Bombenhagel vertrieb Nonnen aus Ypern nach Irland
Eine Leidgeschichte, die man nicht mehr sehen kann
Das belgische Ypern, Siegens Partnerstadt, war im 1. Weltkrieg schwerem und anhaltendem Bombardement und Granatfeuer unterworfen. Davon war auch eine Abtei von Benediktinerinnen betroffen, die in Ypern „De Ierschen Damen” - die irischen Damen - hieß. Das war eine Tragik der Geschichte: Im 17. und 18. Jahrhundert wurden in Irland Katholiken ihres Glaubens wegen von der englischen Regierung verfolgt. Adelige Familien suchten darum, ihre Töchter im Ausland in Schutz zu geben und in der vertrauten Religion unterweisen zu lassen.

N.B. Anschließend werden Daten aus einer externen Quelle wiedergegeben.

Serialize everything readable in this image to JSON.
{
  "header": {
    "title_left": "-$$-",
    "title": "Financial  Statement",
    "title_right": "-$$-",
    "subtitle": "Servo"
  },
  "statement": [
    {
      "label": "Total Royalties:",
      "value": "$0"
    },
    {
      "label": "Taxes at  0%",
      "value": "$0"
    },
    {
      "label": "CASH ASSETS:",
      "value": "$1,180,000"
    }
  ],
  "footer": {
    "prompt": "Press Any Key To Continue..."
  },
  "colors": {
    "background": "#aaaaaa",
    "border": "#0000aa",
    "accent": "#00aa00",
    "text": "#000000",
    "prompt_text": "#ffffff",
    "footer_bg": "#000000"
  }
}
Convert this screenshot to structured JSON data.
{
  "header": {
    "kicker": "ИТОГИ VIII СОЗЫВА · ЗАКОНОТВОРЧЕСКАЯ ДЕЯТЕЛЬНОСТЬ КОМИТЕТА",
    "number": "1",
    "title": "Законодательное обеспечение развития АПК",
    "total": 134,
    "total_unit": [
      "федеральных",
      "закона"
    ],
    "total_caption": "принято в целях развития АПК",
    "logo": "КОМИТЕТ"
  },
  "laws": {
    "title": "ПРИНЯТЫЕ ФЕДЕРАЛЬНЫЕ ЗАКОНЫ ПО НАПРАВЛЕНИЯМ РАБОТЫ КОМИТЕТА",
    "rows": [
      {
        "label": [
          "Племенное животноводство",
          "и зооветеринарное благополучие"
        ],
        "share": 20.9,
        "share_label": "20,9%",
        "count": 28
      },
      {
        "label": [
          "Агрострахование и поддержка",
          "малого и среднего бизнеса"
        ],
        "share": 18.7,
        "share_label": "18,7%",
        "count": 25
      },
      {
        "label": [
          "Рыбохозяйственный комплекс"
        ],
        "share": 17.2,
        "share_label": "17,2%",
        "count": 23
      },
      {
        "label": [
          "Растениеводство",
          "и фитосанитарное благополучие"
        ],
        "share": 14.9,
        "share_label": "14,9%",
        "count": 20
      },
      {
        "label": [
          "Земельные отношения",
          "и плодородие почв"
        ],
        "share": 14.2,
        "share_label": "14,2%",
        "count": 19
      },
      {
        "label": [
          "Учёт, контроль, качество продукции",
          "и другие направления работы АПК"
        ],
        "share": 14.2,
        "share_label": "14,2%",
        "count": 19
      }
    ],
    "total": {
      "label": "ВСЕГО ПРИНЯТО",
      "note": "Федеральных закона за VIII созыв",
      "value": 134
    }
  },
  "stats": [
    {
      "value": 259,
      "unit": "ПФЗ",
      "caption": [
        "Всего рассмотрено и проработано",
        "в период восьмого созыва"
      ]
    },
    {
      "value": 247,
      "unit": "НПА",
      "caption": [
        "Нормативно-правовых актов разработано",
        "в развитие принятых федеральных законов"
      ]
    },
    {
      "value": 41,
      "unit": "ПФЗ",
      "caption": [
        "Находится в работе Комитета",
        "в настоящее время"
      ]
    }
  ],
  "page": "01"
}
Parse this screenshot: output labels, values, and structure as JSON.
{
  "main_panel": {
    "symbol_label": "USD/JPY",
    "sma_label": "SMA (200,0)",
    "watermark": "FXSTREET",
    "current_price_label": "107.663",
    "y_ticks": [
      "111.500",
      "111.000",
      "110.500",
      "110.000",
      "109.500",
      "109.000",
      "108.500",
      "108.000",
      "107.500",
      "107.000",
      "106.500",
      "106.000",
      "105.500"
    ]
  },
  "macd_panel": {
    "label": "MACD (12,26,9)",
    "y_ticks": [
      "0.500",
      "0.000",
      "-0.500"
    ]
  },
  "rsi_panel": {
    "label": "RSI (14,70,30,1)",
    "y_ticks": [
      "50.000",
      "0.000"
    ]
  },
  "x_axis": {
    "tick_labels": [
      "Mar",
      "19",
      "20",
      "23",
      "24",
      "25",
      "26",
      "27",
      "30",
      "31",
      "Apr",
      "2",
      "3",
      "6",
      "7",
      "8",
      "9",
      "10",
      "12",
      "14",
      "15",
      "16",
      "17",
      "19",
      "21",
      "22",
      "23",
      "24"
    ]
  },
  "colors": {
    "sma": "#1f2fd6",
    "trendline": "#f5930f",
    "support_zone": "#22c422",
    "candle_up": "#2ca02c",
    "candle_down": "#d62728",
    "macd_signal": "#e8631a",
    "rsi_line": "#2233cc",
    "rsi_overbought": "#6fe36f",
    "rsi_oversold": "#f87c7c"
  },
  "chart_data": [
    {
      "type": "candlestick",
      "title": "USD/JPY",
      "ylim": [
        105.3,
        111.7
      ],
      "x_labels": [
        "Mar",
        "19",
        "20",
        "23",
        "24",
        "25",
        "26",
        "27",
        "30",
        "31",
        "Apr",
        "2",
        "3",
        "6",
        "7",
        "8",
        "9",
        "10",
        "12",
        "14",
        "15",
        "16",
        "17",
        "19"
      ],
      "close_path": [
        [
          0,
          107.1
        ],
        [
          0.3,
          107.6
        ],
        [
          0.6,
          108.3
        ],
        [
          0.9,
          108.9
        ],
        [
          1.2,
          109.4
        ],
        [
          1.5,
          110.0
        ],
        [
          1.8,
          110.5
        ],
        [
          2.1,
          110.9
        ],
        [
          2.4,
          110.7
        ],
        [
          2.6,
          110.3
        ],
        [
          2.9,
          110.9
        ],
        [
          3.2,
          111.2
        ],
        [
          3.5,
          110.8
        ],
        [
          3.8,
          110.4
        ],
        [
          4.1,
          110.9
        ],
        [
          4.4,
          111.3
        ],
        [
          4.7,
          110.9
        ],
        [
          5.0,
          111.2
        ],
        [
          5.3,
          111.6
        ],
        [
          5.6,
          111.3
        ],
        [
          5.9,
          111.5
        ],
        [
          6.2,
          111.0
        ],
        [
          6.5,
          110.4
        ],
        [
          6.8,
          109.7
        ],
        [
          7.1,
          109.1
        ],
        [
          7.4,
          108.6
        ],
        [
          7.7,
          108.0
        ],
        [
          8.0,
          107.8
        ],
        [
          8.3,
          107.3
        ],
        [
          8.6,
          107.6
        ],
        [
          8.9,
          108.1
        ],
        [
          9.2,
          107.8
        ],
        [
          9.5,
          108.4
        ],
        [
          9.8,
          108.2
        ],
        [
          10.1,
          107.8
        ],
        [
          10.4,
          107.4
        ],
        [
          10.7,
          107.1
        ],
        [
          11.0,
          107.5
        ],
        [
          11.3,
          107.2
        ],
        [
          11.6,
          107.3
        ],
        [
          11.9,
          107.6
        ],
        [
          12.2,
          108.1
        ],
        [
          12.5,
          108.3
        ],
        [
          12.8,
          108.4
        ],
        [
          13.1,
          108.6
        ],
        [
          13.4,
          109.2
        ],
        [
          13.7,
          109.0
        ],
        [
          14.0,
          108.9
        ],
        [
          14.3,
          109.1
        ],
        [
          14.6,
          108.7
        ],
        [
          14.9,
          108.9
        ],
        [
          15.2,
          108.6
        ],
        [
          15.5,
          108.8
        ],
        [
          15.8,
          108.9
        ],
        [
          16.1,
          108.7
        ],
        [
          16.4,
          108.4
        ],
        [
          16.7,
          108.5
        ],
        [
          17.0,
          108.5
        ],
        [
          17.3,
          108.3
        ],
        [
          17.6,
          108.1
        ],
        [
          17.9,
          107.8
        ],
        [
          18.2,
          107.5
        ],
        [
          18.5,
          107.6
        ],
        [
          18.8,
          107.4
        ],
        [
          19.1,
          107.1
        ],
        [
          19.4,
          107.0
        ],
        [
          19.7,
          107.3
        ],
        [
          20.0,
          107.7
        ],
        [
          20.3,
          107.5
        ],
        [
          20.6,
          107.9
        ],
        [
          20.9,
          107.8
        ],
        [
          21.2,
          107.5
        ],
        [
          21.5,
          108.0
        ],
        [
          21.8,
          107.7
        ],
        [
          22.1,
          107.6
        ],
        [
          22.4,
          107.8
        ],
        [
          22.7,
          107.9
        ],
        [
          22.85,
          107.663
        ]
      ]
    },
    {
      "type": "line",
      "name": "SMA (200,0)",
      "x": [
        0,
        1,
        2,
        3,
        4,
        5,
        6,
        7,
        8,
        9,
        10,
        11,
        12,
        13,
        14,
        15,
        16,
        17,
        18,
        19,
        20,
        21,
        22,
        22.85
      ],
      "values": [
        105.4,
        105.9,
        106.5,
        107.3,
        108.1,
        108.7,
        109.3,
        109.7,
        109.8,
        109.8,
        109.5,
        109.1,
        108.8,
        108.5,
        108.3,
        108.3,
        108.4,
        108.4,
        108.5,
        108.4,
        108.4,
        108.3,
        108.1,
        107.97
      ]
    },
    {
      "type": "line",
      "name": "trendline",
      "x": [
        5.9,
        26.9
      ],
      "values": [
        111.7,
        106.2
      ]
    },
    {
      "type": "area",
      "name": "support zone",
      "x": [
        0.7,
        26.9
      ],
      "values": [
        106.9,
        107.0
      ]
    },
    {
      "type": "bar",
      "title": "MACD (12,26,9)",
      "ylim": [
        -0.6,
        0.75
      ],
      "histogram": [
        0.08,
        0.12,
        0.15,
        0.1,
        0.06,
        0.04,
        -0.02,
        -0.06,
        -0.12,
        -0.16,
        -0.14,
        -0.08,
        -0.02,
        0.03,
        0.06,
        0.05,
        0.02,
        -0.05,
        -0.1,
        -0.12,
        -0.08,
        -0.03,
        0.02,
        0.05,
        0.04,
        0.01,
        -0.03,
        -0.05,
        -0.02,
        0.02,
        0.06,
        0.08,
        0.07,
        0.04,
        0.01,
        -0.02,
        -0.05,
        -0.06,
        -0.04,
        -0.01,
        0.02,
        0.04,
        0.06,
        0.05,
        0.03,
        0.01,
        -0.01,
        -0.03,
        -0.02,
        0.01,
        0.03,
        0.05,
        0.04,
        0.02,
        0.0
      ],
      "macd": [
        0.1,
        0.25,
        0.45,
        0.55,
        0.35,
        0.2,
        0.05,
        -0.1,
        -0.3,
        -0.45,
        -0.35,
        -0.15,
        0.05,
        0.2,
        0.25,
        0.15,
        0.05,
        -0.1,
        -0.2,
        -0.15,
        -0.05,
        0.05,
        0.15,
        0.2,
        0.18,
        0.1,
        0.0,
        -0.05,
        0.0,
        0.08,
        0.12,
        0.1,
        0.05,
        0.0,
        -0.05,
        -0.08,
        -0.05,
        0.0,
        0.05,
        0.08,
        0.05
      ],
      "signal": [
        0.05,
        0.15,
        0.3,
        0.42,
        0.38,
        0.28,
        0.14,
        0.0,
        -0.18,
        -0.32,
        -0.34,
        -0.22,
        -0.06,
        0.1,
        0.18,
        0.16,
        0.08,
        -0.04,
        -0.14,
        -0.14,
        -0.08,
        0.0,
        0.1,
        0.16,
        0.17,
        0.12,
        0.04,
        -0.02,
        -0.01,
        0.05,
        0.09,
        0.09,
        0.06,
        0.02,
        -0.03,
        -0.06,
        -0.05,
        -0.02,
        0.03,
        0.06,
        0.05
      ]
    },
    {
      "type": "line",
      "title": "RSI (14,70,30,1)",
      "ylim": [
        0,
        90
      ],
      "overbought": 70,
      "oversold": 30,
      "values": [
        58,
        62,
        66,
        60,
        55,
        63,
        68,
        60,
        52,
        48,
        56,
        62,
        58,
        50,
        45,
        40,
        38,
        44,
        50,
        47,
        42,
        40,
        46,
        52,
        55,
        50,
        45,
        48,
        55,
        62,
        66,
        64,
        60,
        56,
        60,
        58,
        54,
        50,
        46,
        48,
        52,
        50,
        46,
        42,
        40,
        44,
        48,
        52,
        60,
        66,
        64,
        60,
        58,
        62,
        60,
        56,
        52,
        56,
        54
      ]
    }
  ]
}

Zuerst kamen sie als Schülerinnen. Nicht wenige von ihnen traten später dem Benediktinerinnenorden bei. Die Abtei geht auf die persönliche Initiative der Lady Mary Percy aus Northumberland zurück, deren Vater ein Feind Königin Elisabeths I. war, so dass die Familie das Weite suchen mußte. Die Abtei selbst wurde 1665 gegründet. Im Jahre 1682 wurde sie als irisches Kloster anerkannt.
Verfolger werden zu Helfern
Im Jahre 1914 wandten sich die ausgebombten Nonnen an das britische Heer. Dieses Mal war die Armee der ehemaligen Verfolger behilflich. Sie brachten die Nonnen zunächst nach Calais und Dover. Nach einer Pause in der Schwesterabtei in Oulton in Staffordshire kehrten die Schwestern des Yperner Ordens von dort in das Land ihres Ursprungs, Irland, zurück. Eine ehemalige Burg, Macmine Castle in der Nähe von Wexford, nicht weit vom Fährhafen Rosslare entfernt, war ihr erster Zufluchtsort in Irland. Aber für den Aufbau eines Schulbetriebs war die Burg auf Dauer zu klein.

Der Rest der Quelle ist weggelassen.